The first connects with the database. The second calls a function on the database connection and selects data from the database.
In the file index.php I call the second function. And get the error.
Fatal error: Class 'my_api\mysqli' not found in Z:\domains\test_site\api.php on line 102
Line 102
$mysqli = new mysqli($hostname, $username, $password, $base_name);

How to fix the error when database connection from a function?

File api.php
namespace my_api;
//Database connection
connect_to_base function($base_name)
{
$hostname='localhost';
$username='root';
$password='Ser45Ddf';
if ($_SERVER["REMOTE_ADDR"]=='127.0.0.1') $password="; //Password for the local host
$mysqli = new mysqli($hostname, $username, $password, $base_name); // <b>line 102</b>
if (mysqli_connect_errno()) {printf("Connect failed: %s\n", mysqli_connect_error());exit();}
return $mysqli;
}

//Function call for the database connection
function my_func()
{
$mysqli=connect_to_base('statistics'); //gets the object?
$mysqli_result=$mysqli->query("SELECT * FROM `day_data` ORDER BY id DESC LIMIT 1");
//...............
}


File index.php
include_once (__DIR__.'/api.php'); //Checked - file is connected correctly and other functions work

$a=my_api\my_func(); //Fatal error: Class 'my_api\mysqli' not found in Z:\domains\test_site\api.php on line 102
echo $a;
June 3rd 19 at 19:08
1 answer
June 3rd 19 at 19:10
Solution
the namespace set for the global class mysqli so, maybe you set your custom, and there is no such:
new \mysqli

And why the OOP style of connection to use in procedural code?
the namespace set to mysqli so, maybe you set your custom, and there is no such class

Sorry, I do not understand. What's the class? I have no classes.

For example
File api.php
namespace my_api;
function geta()
{
$a=1; 
return $a;
}


File index.php
include_once (__DIR__.'/api.php');
$a=my_api\geta();

Will work.
I'm all set. It should return a result object. - johnnie55 commented on June 3rd 19 at 19:13
but you have to create an object, using new mysqli(//connection data)
But you have a custom namespace, and we need to fix it!

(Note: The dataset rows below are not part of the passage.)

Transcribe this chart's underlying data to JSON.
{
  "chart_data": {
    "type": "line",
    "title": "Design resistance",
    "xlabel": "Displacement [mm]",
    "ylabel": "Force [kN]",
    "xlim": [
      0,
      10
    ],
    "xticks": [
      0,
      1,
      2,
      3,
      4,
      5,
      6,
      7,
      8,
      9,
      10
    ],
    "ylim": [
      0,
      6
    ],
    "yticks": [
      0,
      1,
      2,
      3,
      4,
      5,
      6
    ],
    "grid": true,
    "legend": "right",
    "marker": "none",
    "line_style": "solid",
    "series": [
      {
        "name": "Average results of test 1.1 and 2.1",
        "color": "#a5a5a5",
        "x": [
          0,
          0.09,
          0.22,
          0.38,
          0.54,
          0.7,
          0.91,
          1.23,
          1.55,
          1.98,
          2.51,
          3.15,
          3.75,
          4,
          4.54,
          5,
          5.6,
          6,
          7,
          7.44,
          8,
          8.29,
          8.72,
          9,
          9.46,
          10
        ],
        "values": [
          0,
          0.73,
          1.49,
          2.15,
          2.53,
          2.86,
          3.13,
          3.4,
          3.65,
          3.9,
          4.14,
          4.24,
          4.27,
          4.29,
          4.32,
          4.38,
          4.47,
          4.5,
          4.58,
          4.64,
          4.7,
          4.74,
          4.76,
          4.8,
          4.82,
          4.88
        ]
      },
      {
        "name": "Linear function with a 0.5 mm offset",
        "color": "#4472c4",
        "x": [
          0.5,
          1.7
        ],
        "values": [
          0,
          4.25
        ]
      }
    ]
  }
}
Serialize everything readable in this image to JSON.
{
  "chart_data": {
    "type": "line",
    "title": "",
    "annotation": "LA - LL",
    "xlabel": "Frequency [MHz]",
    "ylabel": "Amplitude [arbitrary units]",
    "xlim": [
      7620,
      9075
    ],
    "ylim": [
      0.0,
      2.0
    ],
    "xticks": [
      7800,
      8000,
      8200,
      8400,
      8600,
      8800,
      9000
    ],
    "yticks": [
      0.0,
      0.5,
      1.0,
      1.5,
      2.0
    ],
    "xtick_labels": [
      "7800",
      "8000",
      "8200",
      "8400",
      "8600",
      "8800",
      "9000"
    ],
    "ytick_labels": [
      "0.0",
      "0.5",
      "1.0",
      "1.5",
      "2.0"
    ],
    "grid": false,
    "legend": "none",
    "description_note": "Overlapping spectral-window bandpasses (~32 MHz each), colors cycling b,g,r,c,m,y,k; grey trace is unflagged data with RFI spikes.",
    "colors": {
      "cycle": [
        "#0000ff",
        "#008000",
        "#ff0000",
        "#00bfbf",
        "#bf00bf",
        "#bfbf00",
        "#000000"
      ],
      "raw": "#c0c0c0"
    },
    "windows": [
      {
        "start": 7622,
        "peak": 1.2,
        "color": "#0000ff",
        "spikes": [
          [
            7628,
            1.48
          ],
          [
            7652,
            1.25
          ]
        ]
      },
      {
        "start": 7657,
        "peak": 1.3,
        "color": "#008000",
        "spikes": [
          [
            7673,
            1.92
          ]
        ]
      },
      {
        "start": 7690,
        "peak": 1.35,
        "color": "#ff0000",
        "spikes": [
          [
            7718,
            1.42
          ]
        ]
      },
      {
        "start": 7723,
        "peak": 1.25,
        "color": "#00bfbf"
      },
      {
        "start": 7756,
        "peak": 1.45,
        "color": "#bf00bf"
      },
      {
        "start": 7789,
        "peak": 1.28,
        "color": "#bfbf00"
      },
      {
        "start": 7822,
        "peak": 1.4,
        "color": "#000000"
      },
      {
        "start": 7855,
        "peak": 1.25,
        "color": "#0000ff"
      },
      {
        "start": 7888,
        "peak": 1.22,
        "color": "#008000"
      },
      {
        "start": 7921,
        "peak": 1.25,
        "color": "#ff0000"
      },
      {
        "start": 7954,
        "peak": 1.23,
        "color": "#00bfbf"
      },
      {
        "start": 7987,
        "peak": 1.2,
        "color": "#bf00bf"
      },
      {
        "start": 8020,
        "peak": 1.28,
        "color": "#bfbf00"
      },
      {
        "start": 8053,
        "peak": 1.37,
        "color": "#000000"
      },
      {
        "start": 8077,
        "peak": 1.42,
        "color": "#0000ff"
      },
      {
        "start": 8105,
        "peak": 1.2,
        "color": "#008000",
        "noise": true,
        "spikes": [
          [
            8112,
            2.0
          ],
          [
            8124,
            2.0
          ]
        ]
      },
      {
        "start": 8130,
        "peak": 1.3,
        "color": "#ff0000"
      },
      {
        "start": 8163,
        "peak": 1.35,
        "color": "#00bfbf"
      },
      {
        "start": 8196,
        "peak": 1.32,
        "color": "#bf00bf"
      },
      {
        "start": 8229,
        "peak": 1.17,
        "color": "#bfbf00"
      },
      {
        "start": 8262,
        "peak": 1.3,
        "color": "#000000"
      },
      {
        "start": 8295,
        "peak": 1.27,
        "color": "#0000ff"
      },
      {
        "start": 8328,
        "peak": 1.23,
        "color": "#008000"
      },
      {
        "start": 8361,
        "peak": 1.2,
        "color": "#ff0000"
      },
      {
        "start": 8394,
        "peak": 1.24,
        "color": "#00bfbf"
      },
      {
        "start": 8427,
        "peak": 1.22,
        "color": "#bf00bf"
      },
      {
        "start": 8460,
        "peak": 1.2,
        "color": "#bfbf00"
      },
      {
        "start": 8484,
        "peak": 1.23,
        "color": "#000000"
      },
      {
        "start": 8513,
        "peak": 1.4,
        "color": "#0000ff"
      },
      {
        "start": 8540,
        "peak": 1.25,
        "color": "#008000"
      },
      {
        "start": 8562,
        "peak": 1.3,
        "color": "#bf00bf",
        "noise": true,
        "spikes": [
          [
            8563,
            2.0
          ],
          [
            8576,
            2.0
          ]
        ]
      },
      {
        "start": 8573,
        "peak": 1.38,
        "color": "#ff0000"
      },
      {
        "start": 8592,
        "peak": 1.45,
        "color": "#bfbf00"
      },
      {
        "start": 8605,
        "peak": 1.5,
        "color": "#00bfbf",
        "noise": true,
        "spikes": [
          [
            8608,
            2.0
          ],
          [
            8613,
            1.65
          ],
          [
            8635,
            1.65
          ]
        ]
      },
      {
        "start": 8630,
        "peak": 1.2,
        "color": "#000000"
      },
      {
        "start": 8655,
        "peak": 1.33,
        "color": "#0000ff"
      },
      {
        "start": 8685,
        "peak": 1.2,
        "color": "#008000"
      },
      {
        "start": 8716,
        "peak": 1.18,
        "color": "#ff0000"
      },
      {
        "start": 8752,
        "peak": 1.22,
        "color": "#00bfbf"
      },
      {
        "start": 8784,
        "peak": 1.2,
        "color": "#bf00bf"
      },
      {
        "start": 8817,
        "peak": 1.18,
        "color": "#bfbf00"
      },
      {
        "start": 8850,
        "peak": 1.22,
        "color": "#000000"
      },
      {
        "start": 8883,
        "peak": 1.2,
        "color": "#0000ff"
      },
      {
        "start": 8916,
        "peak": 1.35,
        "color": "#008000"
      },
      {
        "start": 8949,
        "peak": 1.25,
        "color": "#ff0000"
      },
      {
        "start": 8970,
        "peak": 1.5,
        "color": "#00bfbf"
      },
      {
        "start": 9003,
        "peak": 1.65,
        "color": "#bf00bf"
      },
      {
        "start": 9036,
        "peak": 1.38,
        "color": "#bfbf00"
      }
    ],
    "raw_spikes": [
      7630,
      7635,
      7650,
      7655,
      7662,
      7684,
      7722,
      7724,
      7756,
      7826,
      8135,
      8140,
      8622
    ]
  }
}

Here you have this happening:
if ($_SERVER["REMOTE_ADDR"]=='127.0.0.1') $password="; //Password for the local host
$mysqli = new mysqli($hostname, $username, $password, $base_name);


next, just add the slash back - Mohamed_Lind75 commented on June 3rd 19 at 19:16
next, just add the slash back

Seems to work.

But you have a custom namespace, and we need to fix it!

But everything in the file with one namespace must belong to this namespace.
new mysqli
In this file I do not need to specify the/think about the namespaces.
I created an instance of an object, function, array, and they must belong to this namespace.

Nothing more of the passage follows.